Measurement Risk in Supervised Financial NLP: Rubric and Metric Sensitivity on JF-ICR
Researchers demonstrate that supervised financial NLP benchmarks used to evaluate LLMs contain hidden measurement risks, where rubric wording, metric selection, and aggregation methods materially alter model performance rankings. Testing on the Japanese Financial Implicit-Commitment Recognition dataset reveals 13-point agreement variance across rubric variants and shows that certain metrics produce unreliable signals, highlighting the need for standardized evaluation governance in financial AI model selection.
Large language models are increasingly deployed to analyze financial documents—earnings calls, investor guidance, and regulatory disclosures—with supervised benchmarks serving as the primary evidence for model selection. This research exposes a critical vulnerability: the assumption that gold-standard labeled datasets produce objective evaluation results breaks down when the measurement instrument itself is unstable.
The study systematically varies rubric wording, metrics, and temperature settings across four frontier LLMs on a 253-item Japanese financial dataset. The findings are sobering. Rubric variants produced label agreement ranging only from 70% to 83%, with most disagreement clustering around boundary cases where implicit commitment status is ambiguous. This suggests that how evaluators frame the task—not just the underlying model capability—drives performance scores. When evaluators then choose different metrics (within-one accuracy, worst-class accuracy, exact accuracy, macro-F1, weighted kappa), they can reach contradictory conclusions about which model ranks highest, even on identical predictions.
For financial institutions and AI teams selecting models for production use, this measurement risk has material consequences.

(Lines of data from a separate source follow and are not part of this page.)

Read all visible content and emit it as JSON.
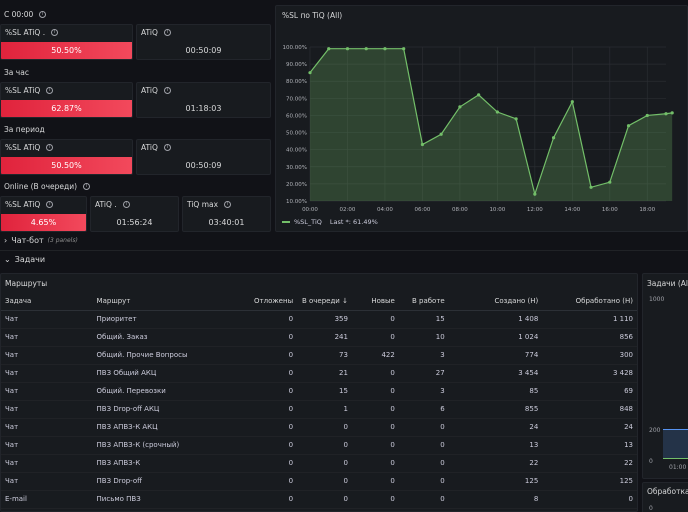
{
  "sections": {
    "since_midnight": "С 00:00",
    "hour": "За час",
    "period": "За период",
    "online": "Online (В очереди)"
  },
  "stats": {
    "s1": {
      "title": "%SL ATiQ .",
      "value": "50.50%"
    },
    "a1": {
      "title": "ATiQ",
      "value": "00:50:09"
    },
    "s2": {
      "title": "%SL ATiQ",
      "value": "62.87%"
    },
    "a2": {
      "title": "ATiQ",
      "value": "01:18:03"
    },
    "s3": {
      "title": "%SL ATiQ",
      "value": "50.50%"
    },
    "a3": {
      "title": "ATiQ",
      "value": "00:50:09"
    },
    "s4": {
      "title": "%SL ATiQ",
      "value": "4.65%"
    },
    "a4": {
      "title": "ATiQ .",
      "value": "01:56:24"
    },
    "t4": {
      "title": "TiQ max",
      "value": "03:40:01"
    }
  },
  "chart_panel": {
    "title": "%SL по TiQ (All)",
    "legend_series": "%SL_TiQ",
    "legend_last": "Last *: 61.49%"
  },
  "rows": {
    "chatbot": "Чат-бот",
    "chatbot_sub": "(3 panels)",
    "tasks": "Задачи"
  },
  "routes_panel": {
    "title": "Маршруты"
  },
  "right_panels": {
    "tasks_all": "Задачи (All)",
    "processing": "Обработка ч",
    "y_top": "1000",
    "y_mid": "200",
    "y_zero": "0",
    "x_tick": "01:00"
  },
  "table": {
    "headers": [
      "Задача",
      "Маршрут",
      "Отложены",
      "В очереди",
      "Новые",
      "В работе",
      "Создано (Н)",
      "Обработано (Н)"
    ],
    "sort_icon": "↓",
    "rows": [
      [
        "Чат",
        "Приоритет",
        "0",
        "359",
        "0",
        "15",
        "1 408",
        "1 110"
      ],
      [
        "Чат",
        "Общий. Заказ",
        "0",
        "241",
        "0",
        "10",
        "1 024",
        "856"
      ],
      [
        "Чат",
        "Общий. Прочие Вопросы",
        "0",
        "73",
        "422",
        "3",
        "774",
        "300"
      ],
      [
        "Чат",
        "ПВЗ Общий АКЦ",
        "0",
        "21",
        "0",
        "27",
        "3 454",
        "3 428"
      ],
      [
        "Чат",
        "Общий. Перевозки",
        "0",
        "15",
        "0",
        "3",
        "85",
        "69"
      ],
      [
        "Чат",
        "ПВЗ Drop-off АКЦ",
        "0",
        "1",
        "0",
        "6",
        "855",
        "848"
      ],
      [
        "Чат",
        "ПВЗ АПВЗ-К АКЦ",
        "0",
        "0",
        "0",
        "0",
        "24",
        "24"
      ],
      [
        "Чат",
        "ПВЗ АПВЗ-К (срочный)",
        "0",
        "0",
        "0",
        "0",
        "13",
        "13"
      ],
      [
        "Чат",
        "ПВЗ АПВЗ-К",
        "0",
        "0",
        "0",
        "0",
        "22",
        "22"
      ],
      [
        "Чат",
        "ПВЗ Drop-off",
        "0",
        "0",
        "0",
        "0",
        "125",
        "125"
      ],
      [
        "E-mail",
        "Письмо ПВЗ",
        "0",
        "0",
        "0",
        "0",
        "8",
        "0"
      ]
    ]
  },
  "colors": {
    "line": "#73bf69",
    "fill": "#73bf69",
    "red": "#f2495c",
    "bg": "#111217",
    "panel": "#181b1f"
  },
  "chart_data": {
    "type": "area",
    "title": "%SL по TiQ (All)",
    "x": [
      "00:00",
      "01:00",
      "02:00",
      "03:00",
      "04:00",
      "05:00",
      "06:00",
      "07:00",
      "08:00",
      "09:00",
      "10:00",
      "11:00",
      "12:00",
      "13:00",
      "14:00",
      "15:00",
      "16:00",
      "17:00",
      "18:00",
      "19:00",
      "19:20"
    ],
    "series": [
      {
        "name": "%SL_TiQ",
        "values": [
          85,
          99,
          99,
          99,
          99,
          99,
          43,
          49,
          65,
          72,
          62,
          58,
          14,
          47,
          68,
          18,
          21,
          54,
          60,
          61,
          61.49
        ]
      }
    ],
    "xticks": [
      "00:00",
      "02:00",
      "04:00",
      "06:00",
      "08:00",
      "10:00",
      "12:00",
      "14:00",
      "16:00",
      "18:00"
    ],
    "yticks": [
      "10.00%",
      "20.00%",
      "30.00%",
      "40.00%",
      "50.00%",
      "60.00%",
      "70.00%",
      "80.00%",
      "90.00%",
      "100.00%"
    ],
    "ylim": [
      10,
      100
    ],
    "grid": true,
    "legend": "bottom-left"
  }
}
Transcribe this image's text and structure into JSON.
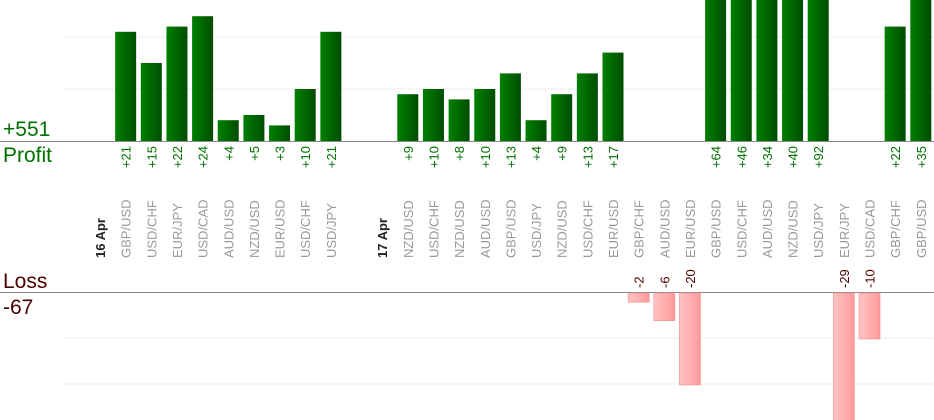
{
  "chart_data": {
    "type": "bar",
    "profit": {
      "label": "Profit",
      "total": "+551",
      "color": "#006400",
      "label_color": "#007000"
    },
    "loss": {
      "label": "Loss",
      "total": "-67",
      "color": "#ffb0b0",
      "label_color": "#4a0000"
    },
    "grid": true,
    "items": [
      {
        "date": "16 Apr"
      },
      {
        "pair": "GBP/USD",
        "value": 21,
        "label": "+21"
      },
      {
        "pair": "USD/CHF",
        "value": 15,
        "label": "+15"
      },
      {
        "pair": "EUR/JPY",
        "value": 22,
        "label": "+22"
      },
      {
        "pair": "USD/CAD",
        "value": 24,
        "label": "+24"
      },
      {
        "pair": "AUD/USD",
        "value": 4,
        "label": "+4"
      },
      {
        "pair": "NZD/USD",
        "value": 5,
        "label": "+5"
      },
      {
        "pair": "EUR/USD",
        "value": 3,
        "label": "+3"
      },
      {
        "pair": "USD/CHF",
        "value": 10,
        "label": "+10"
      },
      {
        "pair": "USD/JPY",
        "value": 21,
        "label": "+21"
      },
      {},
      {
        "date": "17 Apr"
      },
      {
        "pair": "NZD/USD",
        "value": 9,
        "label": "+9"
      },
      {
        "pair": "USD/CHF",
        "value": 10,
        "label": "+10"
      },
      {
        "pair": "NZD/USD",
        "value": 8,
        "label": "+8"
      },
      {
        "pair": "AUD/USD",
        "value": 10,
        "label": "+10"
      },
      {
        "pair": "GBP/USD",
        "value": 13,
        "label": "+13"
      },
      {
        "pair": "USD/JPY",
        "value": 4,
        "label": "+4"
      },
      {
        "pair": "NZD/USD",
        "value": 9,
        "label": "+9"
      },
      {
        "pair": "USD/CHF",
        "value": 13,
        "label": "+13"
      },
      {
        "pair": "EUR/USD",
        "value": 17,
        "label": "+17"
      },
      {
        "pair": "GBP/CHF",
        "value": -2,
        "label": "-2"
      },
      {
        "pair": "AUD/USD",
        "value": -6,
        "label": "-6"
      },
      {
        "pair": "EUR/USD",
        "value": -20,
        "label": "-20"
      },
      {
        "pair": "GBP/USD",
        "value": 64,
        "label": "+64"
      },
      {
        "pair": "USD/CHF",
        "value": 46,
        "label": "+46"
      },
      {
        "pair": "AUD/USD",
        "value": 34,
        "label": "+34"
      },
      {
        "pair": "NZD/USD",
        "value": 40,
        "label": "+40"
      },
      {
        "pair": "USD/JPY",
        "value": 92,
        "label": "+92"
      },
      {
        "pair": "EUR/JPY",
        "value": -29,
        "label": "-29"
      },
      {
        "pair": "USD/CAD",
        "value": -10,
        "label": "-10"
      },
      {
        "pair": "GBP/CHF",
        "value": 22,
        "label": "+22"
      },
      {
        "pair": "GBP/USD",
        "value": 35,
        "label": "+35"
      }
    ]
  }
}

A model ranked second under one metric-rubric combination could rank first under another, potentially influencing millions in deployment decisions. The research demonstrates that Bradley-Terry, Borda, and Ranked Pairs ranking algorithms agree only when restricted to statistically robust metrics, but diverge when all five metrics are included.
The contribution shifts focus from leaderboard construction to evaluation governance. The authors advocate for explicit reporting of rubric design choices, metric justifications, and aggregation logic—transforming financial NLP benchmarking from a black-box comparison into a documented, auditable process. This discipline becomes essential as LLMs gain credibility in high-stakes financial decision-making.
- →Rubric wording variations produced 13-point swings in model label agreement on financial data, indicating measurement instability rather than true capability differences.
- →Not all evaluation metrics remain valid under real-world class distributions; worst-class and within-one accuracy metrics generated unreliable signals in this benchmark.
- →Model rankings diverged based on metric selection alone, with consensus only emerging after identifying statistically robust metric subsets.
- →Gold-labeled benchmarks require explicit governance policies on rubric design, metric selection, and aggregation to produce defensible model comparisons.
- →Financial institutions using NLP benchmarks for model selection should demand transparency on evaluation methodology, not just final leaderboard positions.